The cost of living in Pennsylvania is around 10% lower than the national average, most notably the price of housing is around 25% cheaper, the health care services are around 3%, and the cost of utilities is around 2% cheaper than the national average. On the other hand, you will pay more for transportation at around 4%, and for groceries at around 1%.

Pennsylvania Jobs

The unemployment rate in Pennsylvania is at 4.2% which is slightly above the national average of 4%, the problem is that the trend is going up and not down as in most of the states. Back in 2019, the unemployment rate was at around 3.8%. The minimum wage is at $7.25 which is as low as you can get, in the neighboring states the minimum wage is around $8, if not higher. The biggest industries where most of the people work are agriculture, mining, manufacturing, and tourism.

Pennsylvania Crime Rate

The crime rate in Pennsylvania is below the national average, currently, the crime rate is at 3.07 crimes per 1000 people and the national average is at 4 crimes per 1000 people. The safest areas are around Smicksburg, Smithton, Enon Valley, Elderton, and Shade Gap. The areas with the highest crime rate are around Philadelphia, Pittsburgh, New Castle, Wilkes Barre, and Johnstown.

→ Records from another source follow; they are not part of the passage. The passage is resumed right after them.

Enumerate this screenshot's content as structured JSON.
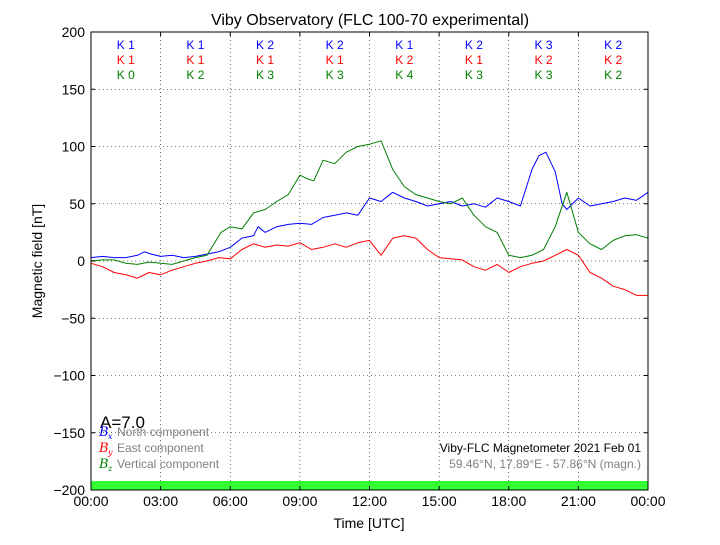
{
  "chart_data": {
    "type": "line",
    "title": "Viby Observatory (FLC 100-70 experimental)",
    "xlabel": "Time [UTC]",
    "ylabel": "Magnetic field [nT]",
    "xlim": [
      0,
      24
    ],
    "ylim": [
      -200,
      200
    ],
    "xticks": [
      0,
      3,
      6,
      9,
      12,
      15,
      18,
      21,
      24
    ],
    "xtick_labels": [
      "00:00",
      "03:00",
      "06:00",
      "09:00",
      "12:00",
      "15:00",
      "18:00",
      "21:00",
      "00:00"
    ],
    "yticks": [
      -200,
      -150,
      -100,
      -50,
      0,
      50,
      100,
      150,
      200
    ],
    "ytick_labels": [
      "−200",
      "−150",
      "−100",
      "−50",
      "0",
      "50",
      "100",
      "150",
      "200"
    ],
    "grid": true,
    "k_index_rows": [
      {
        "color": "#0000ff",
        "values": [
          "K 1",
          "K 1",
          "K 2",
          "K 2",
          "K 1",
          "K 2",
          "K 3",
          "K 2"
        ]
      },
      {
        "color": "#ff0000",
        "values": [
          "K 1",
          "K 1",
          "K 1",
          "K 1",
          "K 2",
          "K 1",
          "K 2",
          "K 2"
        ]
      },
      {
        "color": "#008000",
        "values": [
          "K 0",
          "K 2",
          "K 3",
          "K 3",
          "K 4",
          "K 3",
          "K 3",
          "K 2"
        ]
      }
    ],
    "a_index": "A=7.0",
    "legend": [
      {
        "symbol": "B",
        "sub": "x",
        "label": "North component",
        "color": "#0000ff"
      },
      {
        "symbol": "B",
        "sub": "y",
        "label": "East component",
        "color": "#ff0000"
      },
      {
        "symbol": "B",
        "sub": "z",
        "label": "Vertical component",
        "color": "#008000"
      }
    ],
    "info_line1": "Viby-FLC Magnetometer 2021 Feb 01",
    "info_line2": "59.46°N, 17.89°E - 57.86°N (magn.)",
    "bottom_band_color": "#33ff33",
    "series": [
      {
        "name": "North component",
        "color": "#0000ff",
        "x": [
          0,
          0.5,
          1,
          1.5,
          2,
          2.3,
          2.6,
          3,
          3.5,
          4,
          4.5,
          5,
          5.5,
          6,
          6.5,
          7,
          7.2,
          7.5,
          8,
          8.5,
          9,
          9.5,
          10,
          10.5,
          11,
          11.5,
          12,
          12.5,
          13,
          13.5,
          14,
          14.5,
          15,
          15.5,
          16,
          16.5,
          17,
          17.5,
          18,
          18.5,
          19,
          19.3,
          19.6,
          20,
          20.3,
          20.5,
          21,
          21.5,
          22,
          22.5,
          23,
          23.5,
          24
        ],
        "y": [
          3,
          4,
          3,
          3,
          5,
          8,
          6,
          4,
          5,
          3,
          4,
          6,
          8,
          12,
          20,
          22,
          30,
          25,
          30,
          32,
          33,
          32,
          38,
          40,
          42,
          40,
          55,
          52,
          60,
          55,
          52,
          48,
          50,
          52,
          48,
          50,
          47,
          55,
          52,
          48,
          80,
          92,
          95,
          78,
          50,
          45,
          55,
          48,
          50,
          52,
          55,
          53,
          60
        ]
      },
      {
        "name": "East component",
        "color": "#ff0000",
        "x": [
          0,
          0.5,
          1,
          1.5,
          2,
          2.5,
          3,
          3.5,
          4,
          4.5,
          5,
          5.5,
          6,
          6.5,
          7,
          7.5,
          8,
          8.5,
          9,
          9.5,
          10,
          10.5,
          11,
          11.5,
          12,
          12.5,
          13,
          13.5,
          14,
          14.5,
          15,
          15.5,
          16,
          16.5,
          17,
          17.5,
          18,
          18.5,
          19,
          19.5,
          20,
          20.5,
          21,
          21.5,
          22,
          22.5,
          23,
          23.5,
          24
        ],
        "y": [
          -2,
          -5,
          -10,
          -12,
          -15,
          -10,
          -12,
          -8,
          -5,
          -2,
          0,
          3,
          2,
          10,
          15,
          12,
          14,
          13,
          16,
          10,
          12,
          15,
          12,
          16,
          18,
          5,
          20,
          22,
          20,
          10,
          3,
          2,
          1,
          -5,
          -8,
          -3,
          -10,
          -5,
          -2,
          0,
          5,
          10,
          5,
          -10,
          -15,
          -22,
          -25,
          -30,
          -30
        ]
      },
      {
        "name": "Vertical component",
        "color": "#008000",
        "x": [
          0,
          0.5,
          1,
          1.5,
          2,
          2.5,
          3,
          3.5,
          4,
          4.5,
          5,
          5.3,
          5.6,
          6,
          6.5,
          7,
          7.5,
          8,
          8.5,
          9,
          9.3,
          9.6,
          10,
          10.5,
          11,
          11.5,
          12,
          12.5,
          13,
          13.5,
          14,
          14.5,
          15,
          15.5,
          16,
          16.5,
          17,
          17.5,
          18,
          18.5,
          19,
          19.5,
          20,
          20.5,
          21,
          21.5,
          22,
          22.5,
          23,
          23.5,
          24
        ],
        "y": [
          0,
          1,
          1,
          -2,
          -3,
          -1,
          -2,
          -3,
          0,
          3,
          5,
          15,
          25,
          30,
          28,
          42,
          45,
          52,
          58,
          75,
          72,
          70,
          88,
          85,
          95,
          100,
          102,
          105,
          80,
          65,
          58,
          55,
          52,
          50,
          55,
          40,
          30,
          25,
          5,
          3,
          5,
          10,
          30,
          60,
          25,
          15,
          10,
          18,
          22,
          23,
          20
        ]
      }
    ]
  }
}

Pennsylvania Natural Disasters

Pennsylvania is prone to having, floods, wildfires, earthquakes, tornadoes, hurricanes, blizzards, and storms. The area with the highest probability of natural disasters like floods are in the northwestern part of the state, as the annual rainfall here can be more than double that in the rest of the country which in some years does cause floods and flashfloods alike.

Key Takeaways

  • Off-grid living is generally legal in Pennsylvania. However, it is important to research and comply with local regulations, building codes, and permit requirements that may vary by county or municipality within the state.
  • Pennsylvania offers access to various natural resources, including ample sunlight for solar energy and fertile land for gardening. Planning for sustainable resource management, such as rainwater collection, renewable energy systems, and food production, can enhance off-grid living.
  • Pennsylvania has a thriving off-grid community, with like-minded individuals and resources available for support and knowledge sharing. Engaging with the community can provide valuable insights, advice, and a sense of camaraderie for those pursuing an off-grid lifestyle.